June 27, 2011
“Over our first few days, I noticed on many of the street corner buildings contained, high above our heads, little alcoves with statues. These statues usually represented the Virgin and Child or some other saint. I’ve never seen anything like them and they piqued my curiosity until Vainess explained their significance. When the black plague struck Aix, all of the churches were closed to prevent the spread of contagion. But, after a time, the people needed to pray. The tradition of faith tended toward catholicism for most, so the statues were put up all over the city to give the citizens somewhere to pray. I think it is very unique although I believe you can pray anywhere–one of the many differences between the modern protestant and traditional catholic beliefs”
These statues were literally everywhere, all over the city.I have been to other European cities and never seen their like; I was fascinated by them from the beginning. They sit ensconced cozily in their stone alcoves, surveying the passersby as they have for years upon years. A few of them have been spruced up with fresh coats of bright, modern paint, but most of the others are weathered and softened by the centuries. Two of them I passed every day stick in my mind: one was a simple stone fisherman, no saint, but a provencal man with a simple pole and a big straw hat. The other I assume was Mary, her clothes painted vibrant red, blue, and white–the colors of the french flag, unless it is simple coincidence. While they do not hold the same significance today as they did to the people suffering during the ravages of the plague, there is something comforting about their presence.. I can imagine wandering around the city, lost, and looking up suddenly to see some saint smiling down at me.
I think we often forget how young the United States are, with our glass and chrome buildings, the peak of modern ingenuity. Even in Washington, New York, Philadelphia, there is no real sense of age. Europe is the complete opposite. These alcove guardians have seen carriages replaced by cars, have seen cafés become filled with visitors speaking hundreds of different languages, the influx and invasion of technology. They hunker in the weathered stones of the buildings, resisting change and surviving all attempts at modernization.
We have few monuments, no castles–everything is shiny and clean and new. There is beauty in the curve of a steel bridge, in the glittering glass of a skyscraper, but I find it difficult to see.

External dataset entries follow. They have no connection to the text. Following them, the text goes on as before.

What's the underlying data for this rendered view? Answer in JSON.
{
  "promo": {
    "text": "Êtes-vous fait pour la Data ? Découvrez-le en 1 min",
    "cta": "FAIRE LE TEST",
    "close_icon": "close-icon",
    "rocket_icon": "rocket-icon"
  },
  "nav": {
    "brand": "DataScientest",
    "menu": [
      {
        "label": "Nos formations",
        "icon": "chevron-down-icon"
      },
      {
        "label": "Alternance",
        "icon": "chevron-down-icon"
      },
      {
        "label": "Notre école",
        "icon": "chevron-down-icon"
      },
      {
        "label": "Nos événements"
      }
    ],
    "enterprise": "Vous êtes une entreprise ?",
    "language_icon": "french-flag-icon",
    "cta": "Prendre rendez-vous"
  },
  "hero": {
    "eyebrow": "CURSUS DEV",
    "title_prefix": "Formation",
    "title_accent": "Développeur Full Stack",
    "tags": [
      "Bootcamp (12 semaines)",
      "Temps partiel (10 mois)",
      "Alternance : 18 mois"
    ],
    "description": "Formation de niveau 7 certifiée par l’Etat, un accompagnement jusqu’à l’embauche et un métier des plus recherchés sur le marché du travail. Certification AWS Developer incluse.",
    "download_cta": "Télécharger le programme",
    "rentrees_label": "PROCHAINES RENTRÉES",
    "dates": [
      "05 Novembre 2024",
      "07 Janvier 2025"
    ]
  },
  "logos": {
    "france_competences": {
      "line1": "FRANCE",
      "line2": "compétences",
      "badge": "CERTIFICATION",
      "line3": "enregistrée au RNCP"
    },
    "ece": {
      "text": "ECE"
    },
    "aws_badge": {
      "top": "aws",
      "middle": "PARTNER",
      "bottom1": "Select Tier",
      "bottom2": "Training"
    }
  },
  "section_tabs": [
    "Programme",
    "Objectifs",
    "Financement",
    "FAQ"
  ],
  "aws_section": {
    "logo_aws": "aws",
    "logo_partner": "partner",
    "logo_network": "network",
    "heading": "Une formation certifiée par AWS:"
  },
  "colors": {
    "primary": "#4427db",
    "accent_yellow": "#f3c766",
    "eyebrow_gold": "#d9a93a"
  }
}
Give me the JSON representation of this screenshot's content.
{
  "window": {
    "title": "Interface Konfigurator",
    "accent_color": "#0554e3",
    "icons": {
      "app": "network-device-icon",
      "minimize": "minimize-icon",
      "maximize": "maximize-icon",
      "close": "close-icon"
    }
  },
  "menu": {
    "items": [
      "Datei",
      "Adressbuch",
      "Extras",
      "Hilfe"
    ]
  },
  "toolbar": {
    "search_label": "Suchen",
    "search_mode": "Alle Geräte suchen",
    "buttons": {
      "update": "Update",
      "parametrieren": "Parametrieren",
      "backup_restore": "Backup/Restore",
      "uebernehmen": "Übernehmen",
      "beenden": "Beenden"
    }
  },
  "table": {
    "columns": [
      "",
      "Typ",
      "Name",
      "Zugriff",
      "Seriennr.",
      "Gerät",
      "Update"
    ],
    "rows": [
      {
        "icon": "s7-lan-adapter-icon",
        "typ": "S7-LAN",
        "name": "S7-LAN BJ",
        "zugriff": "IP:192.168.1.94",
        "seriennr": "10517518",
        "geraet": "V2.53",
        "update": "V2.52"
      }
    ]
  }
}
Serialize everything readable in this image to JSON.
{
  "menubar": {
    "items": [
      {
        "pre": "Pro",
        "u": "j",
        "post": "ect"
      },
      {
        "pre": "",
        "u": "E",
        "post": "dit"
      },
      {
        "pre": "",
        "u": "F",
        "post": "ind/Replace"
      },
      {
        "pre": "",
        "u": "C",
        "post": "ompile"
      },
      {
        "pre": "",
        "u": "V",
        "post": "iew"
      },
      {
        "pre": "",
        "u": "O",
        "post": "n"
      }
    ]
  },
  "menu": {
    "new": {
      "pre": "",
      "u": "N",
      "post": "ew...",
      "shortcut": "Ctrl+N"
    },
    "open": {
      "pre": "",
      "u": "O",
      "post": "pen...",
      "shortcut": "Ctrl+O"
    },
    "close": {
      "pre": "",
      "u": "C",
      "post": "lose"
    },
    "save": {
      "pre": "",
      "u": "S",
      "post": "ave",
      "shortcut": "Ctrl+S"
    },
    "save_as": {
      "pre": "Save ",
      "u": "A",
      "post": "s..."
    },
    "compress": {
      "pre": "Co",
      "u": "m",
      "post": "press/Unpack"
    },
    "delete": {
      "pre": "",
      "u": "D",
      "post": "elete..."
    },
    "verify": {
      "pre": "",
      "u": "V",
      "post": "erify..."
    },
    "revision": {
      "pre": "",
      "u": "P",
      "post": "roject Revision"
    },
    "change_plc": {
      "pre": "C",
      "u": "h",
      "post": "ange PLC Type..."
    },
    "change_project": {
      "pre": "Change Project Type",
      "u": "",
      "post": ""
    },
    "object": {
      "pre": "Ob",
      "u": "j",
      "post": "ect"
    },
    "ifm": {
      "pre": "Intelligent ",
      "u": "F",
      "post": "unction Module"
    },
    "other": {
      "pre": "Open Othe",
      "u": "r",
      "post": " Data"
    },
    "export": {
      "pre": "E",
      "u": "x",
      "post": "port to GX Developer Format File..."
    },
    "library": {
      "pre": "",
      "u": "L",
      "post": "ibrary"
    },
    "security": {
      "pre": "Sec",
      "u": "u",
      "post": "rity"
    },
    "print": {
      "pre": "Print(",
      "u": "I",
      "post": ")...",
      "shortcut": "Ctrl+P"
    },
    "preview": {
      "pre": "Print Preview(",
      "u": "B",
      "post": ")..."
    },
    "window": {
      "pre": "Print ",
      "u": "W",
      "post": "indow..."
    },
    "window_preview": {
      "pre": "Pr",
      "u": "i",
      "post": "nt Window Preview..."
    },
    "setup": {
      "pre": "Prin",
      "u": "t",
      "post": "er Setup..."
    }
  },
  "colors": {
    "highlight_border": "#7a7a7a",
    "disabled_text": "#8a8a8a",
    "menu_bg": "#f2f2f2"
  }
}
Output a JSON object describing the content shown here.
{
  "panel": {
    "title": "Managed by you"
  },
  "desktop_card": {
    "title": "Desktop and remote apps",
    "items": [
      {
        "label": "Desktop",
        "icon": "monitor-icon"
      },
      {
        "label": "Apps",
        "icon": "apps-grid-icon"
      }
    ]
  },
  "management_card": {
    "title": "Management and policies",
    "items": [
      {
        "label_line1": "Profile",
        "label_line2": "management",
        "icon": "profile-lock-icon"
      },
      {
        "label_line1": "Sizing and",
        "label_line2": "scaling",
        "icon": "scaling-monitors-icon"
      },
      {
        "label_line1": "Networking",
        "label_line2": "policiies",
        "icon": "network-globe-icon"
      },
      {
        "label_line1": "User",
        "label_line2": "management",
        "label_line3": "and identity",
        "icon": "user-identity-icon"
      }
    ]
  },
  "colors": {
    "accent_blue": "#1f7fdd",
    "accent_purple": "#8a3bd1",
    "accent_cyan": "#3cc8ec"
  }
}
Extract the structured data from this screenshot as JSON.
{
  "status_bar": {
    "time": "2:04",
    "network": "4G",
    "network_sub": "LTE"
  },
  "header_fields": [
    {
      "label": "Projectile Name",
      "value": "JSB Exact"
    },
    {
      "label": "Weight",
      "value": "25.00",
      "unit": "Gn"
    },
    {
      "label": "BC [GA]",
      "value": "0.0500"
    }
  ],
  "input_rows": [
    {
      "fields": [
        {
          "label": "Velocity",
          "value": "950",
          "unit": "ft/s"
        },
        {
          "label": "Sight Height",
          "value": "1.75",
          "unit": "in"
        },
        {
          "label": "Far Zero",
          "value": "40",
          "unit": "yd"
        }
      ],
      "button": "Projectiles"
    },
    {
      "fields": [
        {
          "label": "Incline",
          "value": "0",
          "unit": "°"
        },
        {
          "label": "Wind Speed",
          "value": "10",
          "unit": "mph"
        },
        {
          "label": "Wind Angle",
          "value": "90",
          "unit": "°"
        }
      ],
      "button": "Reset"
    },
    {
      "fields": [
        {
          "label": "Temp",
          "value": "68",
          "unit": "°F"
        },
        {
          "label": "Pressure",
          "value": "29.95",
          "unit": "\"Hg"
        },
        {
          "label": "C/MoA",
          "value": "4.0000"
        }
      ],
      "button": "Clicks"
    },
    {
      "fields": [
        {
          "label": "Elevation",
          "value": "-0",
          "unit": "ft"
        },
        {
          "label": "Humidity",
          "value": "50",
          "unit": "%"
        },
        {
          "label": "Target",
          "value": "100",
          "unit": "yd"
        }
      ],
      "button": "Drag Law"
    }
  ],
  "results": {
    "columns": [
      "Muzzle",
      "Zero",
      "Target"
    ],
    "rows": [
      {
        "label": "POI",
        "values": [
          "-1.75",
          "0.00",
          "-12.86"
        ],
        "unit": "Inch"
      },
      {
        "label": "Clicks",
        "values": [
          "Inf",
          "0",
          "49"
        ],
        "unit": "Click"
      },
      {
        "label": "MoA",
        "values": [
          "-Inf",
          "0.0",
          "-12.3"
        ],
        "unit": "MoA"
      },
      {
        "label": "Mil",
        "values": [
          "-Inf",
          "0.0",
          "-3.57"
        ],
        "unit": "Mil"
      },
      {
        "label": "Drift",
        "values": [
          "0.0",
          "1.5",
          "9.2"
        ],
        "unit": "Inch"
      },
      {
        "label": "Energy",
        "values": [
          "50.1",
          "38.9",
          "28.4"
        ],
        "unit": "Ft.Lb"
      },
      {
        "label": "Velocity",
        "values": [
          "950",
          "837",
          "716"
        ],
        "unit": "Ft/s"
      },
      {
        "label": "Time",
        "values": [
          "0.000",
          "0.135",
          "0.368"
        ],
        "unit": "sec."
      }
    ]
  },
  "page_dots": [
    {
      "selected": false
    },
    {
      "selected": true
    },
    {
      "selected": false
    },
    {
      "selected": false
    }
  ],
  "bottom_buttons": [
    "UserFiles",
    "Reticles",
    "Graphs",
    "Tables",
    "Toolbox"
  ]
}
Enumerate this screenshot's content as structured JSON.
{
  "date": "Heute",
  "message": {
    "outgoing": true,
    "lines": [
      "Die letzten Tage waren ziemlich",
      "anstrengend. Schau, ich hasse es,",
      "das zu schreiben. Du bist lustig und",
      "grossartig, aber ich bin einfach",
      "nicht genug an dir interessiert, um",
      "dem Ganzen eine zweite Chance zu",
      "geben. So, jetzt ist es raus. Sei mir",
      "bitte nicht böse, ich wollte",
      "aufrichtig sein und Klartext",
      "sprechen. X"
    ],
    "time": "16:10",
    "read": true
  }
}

The cobblestone streets are washed clean every morning and dry in the light of the sun, but, walking along those uneven pavers, you get a sense of the years that have passed. Only in the Old Country can you tread the paths where kings, knights, and crusaders have walked. The smells of tobacco, baking bread, and the sweet warmth of the french sunlight cannot be so different now as they were then. The buildings are alive, warmed by the sun, etched by the rain, and fed by the blood, sweat, tears, and prayers of their inhabitants. These buildings have eyes, have souls, have stories all their own.You may keep your chrome, your glass, and your steel. Give me the rough stone, the uneven cobbles, and the memories.